My ex and I generally break even in that regard, since our custody situation is a 50-50 split. But how many moments have I lost out on? I got the first trip to Disney World and his first pro baseball game; She got his first trip overseas and, last month, his first visit to Niagara Falls, which, while it’s no Disney World, was a huge success with our son. And there are other, smaller moments that I’ve been able to share with him: I took him to his first rock concert and made it to his school talent show, where he played Black Sabbath’s “Iron Man” on guitar. My ex has her share of those moments she was able to share with him.
This whole concept came up on our recent vacation, when my girlfriend stood back and observed as her little boy, clutched to her own mother, watched the July 4th fireworks display overhead down in the Carolinas. At 4, it wasn’t his first view of fireworks, but it was certainly a memorable moment. He covered his ears and looked up with a mixture of wonderment and fear. She later told me that she was hit with the notion in that instance that she was missing that moment, so she walked over to her mom and asked to hold her boy. She both soothed him and shared the display with him for the remainder of the show. It was a shared moment she’ll certainly remember, as will he. And it made us think of the firsts and the moments we’ll inevitably miss with both our boys.
Ultimately, the boys benefit from having the experience at all, whether it’s with their mom or their dad. That’s comforting. But it carries a tinge of sadness, that there are times when we won’t be the ones to share the memory. It makes me hope that those parents out there who share all those moment appreciate the value of it.
For me, there’s no doubt how much it’s worth.















One of my favorite quotes is “Each day of our lives we make deposits in the memory banks of our children.” ~Charles R. Swindoll, The Strong Family. They are words I try to live by and ensure that each “deposit” is one my son will look back on with fondness.
Although I have custody of my 3 yr old with his mother having 3 days a week and 2 overnights, I relate to your sadness in knowing that we will inevitably miss out on some of our children’s “firsts”...not just for ourselves but for the memories that our children will carry with them.
What really tears my heart out is when his mother and I do the dropoffs and pickups for visitations. Many times our son will want to hold each of our hands at the same time for something simple as walking around the driveway. He finds such joy in those brief moments that I can’t help wondering how much more joy he could have had if he we were still an “intact” family.

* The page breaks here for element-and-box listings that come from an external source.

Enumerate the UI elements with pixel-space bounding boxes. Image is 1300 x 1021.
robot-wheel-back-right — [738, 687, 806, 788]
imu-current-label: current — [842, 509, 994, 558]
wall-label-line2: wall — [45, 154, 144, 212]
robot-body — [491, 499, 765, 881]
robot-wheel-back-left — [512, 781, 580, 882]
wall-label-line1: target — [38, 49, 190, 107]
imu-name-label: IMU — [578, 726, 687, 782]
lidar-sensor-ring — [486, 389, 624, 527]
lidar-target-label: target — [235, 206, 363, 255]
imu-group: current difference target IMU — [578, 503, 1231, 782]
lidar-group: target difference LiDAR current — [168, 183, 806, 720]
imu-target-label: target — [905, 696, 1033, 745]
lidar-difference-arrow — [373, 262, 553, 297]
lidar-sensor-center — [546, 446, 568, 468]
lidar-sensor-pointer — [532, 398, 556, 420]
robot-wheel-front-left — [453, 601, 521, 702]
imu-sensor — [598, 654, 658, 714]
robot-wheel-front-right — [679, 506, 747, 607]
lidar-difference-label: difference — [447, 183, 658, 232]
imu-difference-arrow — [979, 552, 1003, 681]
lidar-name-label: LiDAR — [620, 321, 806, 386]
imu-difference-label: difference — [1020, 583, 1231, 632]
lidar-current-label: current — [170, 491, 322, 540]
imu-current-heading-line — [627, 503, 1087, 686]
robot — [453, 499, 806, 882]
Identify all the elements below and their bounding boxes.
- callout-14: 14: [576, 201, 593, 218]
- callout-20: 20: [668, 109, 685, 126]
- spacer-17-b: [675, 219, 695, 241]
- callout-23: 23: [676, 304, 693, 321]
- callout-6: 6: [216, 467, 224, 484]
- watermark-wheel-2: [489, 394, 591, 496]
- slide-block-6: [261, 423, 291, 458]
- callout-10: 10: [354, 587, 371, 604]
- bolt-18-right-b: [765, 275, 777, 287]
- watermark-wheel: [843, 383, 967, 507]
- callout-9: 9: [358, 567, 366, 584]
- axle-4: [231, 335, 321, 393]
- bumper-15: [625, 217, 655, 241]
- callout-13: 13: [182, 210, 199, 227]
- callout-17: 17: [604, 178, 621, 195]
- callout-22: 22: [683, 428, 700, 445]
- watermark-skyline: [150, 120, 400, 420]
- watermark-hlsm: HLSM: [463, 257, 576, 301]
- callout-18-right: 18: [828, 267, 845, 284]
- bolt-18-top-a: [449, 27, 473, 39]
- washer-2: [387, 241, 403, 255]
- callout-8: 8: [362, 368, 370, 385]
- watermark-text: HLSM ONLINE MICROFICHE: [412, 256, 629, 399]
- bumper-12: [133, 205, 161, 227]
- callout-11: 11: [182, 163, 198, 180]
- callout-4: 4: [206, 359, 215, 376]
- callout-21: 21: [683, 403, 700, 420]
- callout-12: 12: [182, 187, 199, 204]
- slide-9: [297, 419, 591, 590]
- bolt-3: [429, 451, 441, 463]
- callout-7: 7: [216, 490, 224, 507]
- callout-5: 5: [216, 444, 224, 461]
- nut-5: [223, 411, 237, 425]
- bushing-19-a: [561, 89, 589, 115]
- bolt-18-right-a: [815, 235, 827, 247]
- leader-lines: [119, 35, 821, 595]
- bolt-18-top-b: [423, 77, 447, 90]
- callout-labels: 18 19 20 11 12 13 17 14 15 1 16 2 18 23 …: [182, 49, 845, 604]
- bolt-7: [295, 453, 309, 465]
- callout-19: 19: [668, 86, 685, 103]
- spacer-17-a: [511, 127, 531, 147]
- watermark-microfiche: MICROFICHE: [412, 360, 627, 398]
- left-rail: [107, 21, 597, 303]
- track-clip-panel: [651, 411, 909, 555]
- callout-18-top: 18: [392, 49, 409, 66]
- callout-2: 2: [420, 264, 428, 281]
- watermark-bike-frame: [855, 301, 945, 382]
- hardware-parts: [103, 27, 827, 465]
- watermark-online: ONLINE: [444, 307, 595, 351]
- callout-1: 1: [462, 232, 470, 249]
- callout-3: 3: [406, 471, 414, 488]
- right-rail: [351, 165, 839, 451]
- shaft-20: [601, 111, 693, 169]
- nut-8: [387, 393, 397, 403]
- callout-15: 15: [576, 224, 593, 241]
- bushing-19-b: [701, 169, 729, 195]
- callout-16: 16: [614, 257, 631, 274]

Thanks for the post—and for the Swindoll quote. I do remember when my son was younger and how he struggled with the separation his mom and I had gone through. There came a point where he accepted, at least on the surface, that his parents would be apart. We’ve been able to share moments with him since, such as trick-or-treating every year together. But it is an adjustment for children in that situation, and I suppose you can only rescue as many memories for him as you can. All one can do is make as many deposits as we can manage.